Hang in there and try to cut back on the alcohol.

Anyways nigger good luck think of it this way if your to pussy for a Endoscopy you won't commit suicide. Good night OP

Do some research into the gut biome and the relationship between the brain, anxiety, and the digestive system. Did you know that the gut is sometimes known as the second brain due to the fact that it contains the largest amount of neurons outside the brain?

It's not going to be easy to fix your health. Start with what you consume. Cut out alcohol, that is only making the problem worse. Eat healthy foods and lots of fats, and try cutting out things that you think might affect you, like dairy. I know gluten is a meme, but getting all of your calories from carb is not good, and just by reducing the amount I eat I cut down on my anxiety by quite a bit.

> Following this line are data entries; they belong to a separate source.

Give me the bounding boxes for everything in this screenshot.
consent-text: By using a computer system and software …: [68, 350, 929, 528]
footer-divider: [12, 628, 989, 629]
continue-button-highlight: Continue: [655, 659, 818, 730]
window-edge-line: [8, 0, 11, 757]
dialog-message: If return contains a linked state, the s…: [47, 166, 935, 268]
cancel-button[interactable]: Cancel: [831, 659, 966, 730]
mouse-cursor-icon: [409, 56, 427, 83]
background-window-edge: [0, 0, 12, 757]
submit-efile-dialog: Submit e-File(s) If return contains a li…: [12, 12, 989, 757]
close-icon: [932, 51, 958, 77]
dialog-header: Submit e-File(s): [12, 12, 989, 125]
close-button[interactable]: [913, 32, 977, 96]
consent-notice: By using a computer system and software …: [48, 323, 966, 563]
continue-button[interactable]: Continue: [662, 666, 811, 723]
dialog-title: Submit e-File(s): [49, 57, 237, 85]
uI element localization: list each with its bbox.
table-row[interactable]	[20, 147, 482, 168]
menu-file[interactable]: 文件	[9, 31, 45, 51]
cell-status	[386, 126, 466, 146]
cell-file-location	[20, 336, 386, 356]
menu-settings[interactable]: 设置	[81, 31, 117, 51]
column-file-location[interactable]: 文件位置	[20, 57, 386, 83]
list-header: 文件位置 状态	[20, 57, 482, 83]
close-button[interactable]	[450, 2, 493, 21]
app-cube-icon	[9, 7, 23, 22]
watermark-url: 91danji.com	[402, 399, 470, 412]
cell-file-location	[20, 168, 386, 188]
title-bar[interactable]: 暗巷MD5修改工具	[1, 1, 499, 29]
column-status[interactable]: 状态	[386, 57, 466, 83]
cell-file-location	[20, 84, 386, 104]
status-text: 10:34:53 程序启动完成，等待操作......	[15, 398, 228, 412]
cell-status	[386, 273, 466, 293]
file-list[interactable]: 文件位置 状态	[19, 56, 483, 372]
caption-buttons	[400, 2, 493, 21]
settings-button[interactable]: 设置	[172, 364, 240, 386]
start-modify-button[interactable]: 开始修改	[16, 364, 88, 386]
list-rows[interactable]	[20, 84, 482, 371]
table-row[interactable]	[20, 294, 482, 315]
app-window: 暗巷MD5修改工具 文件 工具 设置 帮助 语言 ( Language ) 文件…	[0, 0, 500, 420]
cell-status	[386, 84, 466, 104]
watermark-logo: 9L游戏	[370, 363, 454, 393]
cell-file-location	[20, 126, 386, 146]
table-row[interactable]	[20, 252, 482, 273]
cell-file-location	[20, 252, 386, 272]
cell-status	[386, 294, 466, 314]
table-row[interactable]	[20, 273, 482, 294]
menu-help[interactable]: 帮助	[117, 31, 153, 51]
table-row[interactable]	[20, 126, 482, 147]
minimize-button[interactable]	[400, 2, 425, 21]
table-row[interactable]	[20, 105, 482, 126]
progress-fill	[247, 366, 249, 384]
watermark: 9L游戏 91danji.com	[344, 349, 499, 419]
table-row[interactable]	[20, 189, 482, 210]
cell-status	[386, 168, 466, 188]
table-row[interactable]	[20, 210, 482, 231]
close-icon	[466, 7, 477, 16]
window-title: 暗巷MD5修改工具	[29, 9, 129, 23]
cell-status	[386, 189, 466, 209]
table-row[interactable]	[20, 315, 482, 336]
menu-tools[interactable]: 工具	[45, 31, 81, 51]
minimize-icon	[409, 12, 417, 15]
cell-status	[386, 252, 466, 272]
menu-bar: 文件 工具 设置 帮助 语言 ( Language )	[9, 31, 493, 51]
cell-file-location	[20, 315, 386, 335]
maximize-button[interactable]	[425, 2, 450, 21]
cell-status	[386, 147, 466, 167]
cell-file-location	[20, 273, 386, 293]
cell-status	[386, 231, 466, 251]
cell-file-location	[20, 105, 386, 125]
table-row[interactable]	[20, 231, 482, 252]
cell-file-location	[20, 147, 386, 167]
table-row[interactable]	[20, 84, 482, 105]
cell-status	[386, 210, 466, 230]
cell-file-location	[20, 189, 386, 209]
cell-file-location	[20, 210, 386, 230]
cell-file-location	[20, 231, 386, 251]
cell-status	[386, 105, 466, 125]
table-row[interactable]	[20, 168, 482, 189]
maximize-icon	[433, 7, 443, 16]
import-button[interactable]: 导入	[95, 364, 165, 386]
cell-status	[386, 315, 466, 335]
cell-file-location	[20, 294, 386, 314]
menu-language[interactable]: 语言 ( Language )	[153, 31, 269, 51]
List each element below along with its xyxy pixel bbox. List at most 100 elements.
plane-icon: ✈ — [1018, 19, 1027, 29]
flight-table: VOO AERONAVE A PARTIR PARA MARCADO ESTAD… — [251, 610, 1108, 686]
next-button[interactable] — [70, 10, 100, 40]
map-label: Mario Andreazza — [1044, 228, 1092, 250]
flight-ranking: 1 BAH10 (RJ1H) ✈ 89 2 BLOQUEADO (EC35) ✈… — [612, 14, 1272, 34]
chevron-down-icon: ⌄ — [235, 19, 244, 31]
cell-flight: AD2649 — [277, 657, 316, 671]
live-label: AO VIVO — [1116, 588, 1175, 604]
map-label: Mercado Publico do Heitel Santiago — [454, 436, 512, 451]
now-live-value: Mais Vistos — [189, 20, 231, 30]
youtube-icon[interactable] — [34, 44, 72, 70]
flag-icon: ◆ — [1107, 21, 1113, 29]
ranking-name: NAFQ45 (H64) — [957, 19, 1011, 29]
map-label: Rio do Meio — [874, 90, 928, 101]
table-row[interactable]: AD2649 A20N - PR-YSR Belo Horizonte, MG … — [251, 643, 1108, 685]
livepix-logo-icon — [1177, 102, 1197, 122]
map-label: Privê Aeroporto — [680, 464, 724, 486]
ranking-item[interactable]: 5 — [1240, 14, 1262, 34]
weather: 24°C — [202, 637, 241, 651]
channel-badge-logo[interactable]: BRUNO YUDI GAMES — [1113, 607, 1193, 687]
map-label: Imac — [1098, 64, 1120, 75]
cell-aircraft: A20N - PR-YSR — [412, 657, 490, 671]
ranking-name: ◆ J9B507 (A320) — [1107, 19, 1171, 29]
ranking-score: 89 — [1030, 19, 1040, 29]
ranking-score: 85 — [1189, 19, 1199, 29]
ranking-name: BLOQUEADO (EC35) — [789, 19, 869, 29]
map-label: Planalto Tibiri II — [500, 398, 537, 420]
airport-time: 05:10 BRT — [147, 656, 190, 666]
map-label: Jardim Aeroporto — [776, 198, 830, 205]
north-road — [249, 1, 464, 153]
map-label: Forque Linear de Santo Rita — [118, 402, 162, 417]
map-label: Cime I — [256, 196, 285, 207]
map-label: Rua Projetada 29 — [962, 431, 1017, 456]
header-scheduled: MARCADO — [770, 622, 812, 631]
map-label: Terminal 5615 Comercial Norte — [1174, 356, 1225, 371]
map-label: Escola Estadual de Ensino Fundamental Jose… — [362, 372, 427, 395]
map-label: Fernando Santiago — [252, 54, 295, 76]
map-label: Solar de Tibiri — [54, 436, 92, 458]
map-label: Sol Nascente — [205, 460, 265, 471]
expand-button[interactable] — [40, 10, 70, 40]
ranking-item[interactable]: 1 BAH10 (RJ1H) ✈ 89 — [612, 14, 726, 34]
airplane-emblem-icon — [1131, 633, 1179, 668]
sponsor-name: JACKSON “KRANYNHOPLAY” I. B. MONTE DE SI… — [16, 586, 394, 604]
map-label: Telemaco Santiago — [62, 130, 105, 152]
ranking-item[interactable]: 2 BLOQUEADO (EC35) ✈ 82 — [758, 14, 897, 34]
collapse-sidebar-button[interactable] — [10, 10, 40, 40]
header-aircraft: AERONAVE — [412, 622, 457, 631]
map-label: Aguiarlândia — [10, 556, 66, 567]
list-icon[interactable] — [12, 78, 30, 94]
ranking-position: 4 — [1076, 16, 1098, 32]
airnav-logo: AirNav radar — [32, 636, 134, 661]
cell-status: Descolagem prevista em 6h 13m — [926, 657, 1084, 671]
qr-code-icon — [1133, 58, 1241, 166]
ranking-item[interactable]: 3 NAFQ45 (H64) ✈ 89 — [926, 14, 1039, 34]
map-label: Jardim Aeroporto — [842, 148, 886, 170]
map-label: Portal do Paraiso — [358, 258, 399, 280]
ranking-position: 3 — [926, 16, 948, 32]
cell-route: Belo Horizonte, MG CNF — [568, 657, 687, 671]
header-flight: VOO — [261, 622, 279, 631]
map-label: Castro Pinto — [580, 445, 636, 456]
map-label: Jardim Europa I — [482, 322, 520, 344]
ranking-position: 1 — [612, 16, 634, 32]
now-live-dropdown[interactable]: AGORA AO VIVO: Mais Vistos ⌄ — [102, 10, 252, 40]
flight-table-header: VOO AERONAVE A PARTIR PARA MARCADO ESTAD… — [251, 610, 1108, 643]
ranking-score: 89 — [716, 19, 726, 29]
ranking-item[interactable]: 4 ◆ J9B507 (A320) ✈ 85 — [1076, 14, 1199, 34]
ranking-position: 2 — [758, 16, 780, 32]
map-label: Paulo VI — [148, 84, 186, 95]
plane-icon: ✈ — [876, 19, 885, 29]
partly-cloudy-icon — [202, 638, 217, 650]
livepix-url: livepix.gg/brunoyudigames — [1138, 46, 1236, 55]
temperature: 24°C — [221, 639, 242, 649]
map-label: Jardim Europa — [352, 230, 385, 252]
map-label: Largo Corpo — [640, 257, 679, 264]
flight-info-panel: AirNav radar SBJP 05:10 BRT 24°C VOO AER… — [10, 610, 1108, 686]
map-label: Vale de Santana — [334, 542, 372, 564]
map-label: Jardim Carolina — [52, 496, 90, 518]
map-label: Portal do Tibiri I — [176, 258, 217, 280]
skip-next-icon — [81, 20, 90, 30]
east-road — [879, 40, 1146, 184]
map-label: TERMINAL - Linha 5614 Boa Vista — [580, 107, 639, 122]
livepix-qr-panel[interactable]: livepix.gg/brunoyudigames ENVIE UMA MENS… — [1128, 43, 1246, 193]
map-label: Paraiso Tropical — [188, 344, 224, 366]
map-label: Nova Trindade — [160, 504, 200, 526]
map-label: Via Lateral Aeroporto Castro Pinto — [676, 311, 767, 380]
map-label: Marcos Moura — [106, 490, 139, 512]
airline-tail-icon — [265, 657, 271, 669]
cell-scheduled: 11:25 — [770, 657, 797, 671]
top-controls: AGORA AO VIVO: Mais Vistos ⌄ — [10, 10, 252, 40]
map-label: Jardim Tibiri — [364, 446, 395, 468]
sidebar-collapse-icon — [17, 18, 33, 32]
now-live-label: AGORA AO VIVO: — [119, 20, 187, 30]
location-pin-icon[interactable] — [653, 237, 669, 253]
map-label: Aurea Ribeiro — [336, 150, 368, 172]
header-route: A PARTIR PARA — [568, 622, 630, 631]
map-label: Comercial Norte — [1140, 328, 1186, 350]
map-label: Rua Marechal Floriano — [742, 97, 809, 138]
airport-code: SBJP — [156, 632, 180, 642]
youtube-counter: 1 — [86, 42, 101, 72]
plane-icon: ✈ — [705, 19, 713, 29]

The point is, if you fix your gut,most of your anxiety will go along with it. Most importantly remember to do your own research, and don't expect that your doctor is always going to have all the answers or necessarily know what is best for you. You are responsible for your own health. Best of luck.

Go to the doctor faggot, I was in the same boat with the anxiety and "stomach" problems from the time I could remember till about 20 when I could go see a doctor. Shits worth it man, they'll give you Xanax and fix your stomach up if you got the dosh.

Reading “Thus spoke Zarasthustra” helped me out a bit... tho, I still don’t go outside because I prefer the security and calm. Read the first few chapters, and if it doesn’t encourage you in any way, put the book down because it’s gonna make you more depressed. Gl.

Also, try listening to some touhou music. There’s a remix of practically every genre of music in existence so you’re guarenteed to find a song you like.

Make a live video feed of your suicide. I want to see you crying and bleeding to death you little piece of shit!

Oh man i have the same thing.
I delt with it around 19ish by just channeling all of my self disgust into spite and forcing myself to just go do things.
Kinda "I you(speaking to myself) make me throw up then ill just do it, you wont stop me doing what i want" and then it kinda just faded away. Actually, 5-7 years later i am competing at a national level and it started coming back again, i cant compete under the pressure so i'm looking at giving it up.
I cant drink as i get an allergic reaction, i don't take any drugs(medicinal or otherwise).
I kind of developed a 'if i cant do it alone then i am weak' mentality that i am slowly growing out of for the better(i think).

Context aside, i'm linking it to confidence atm.
You need to steel yourself, don't let yourself crumple. Be the king of your own fucking jungle or whatever shitty line you want to use.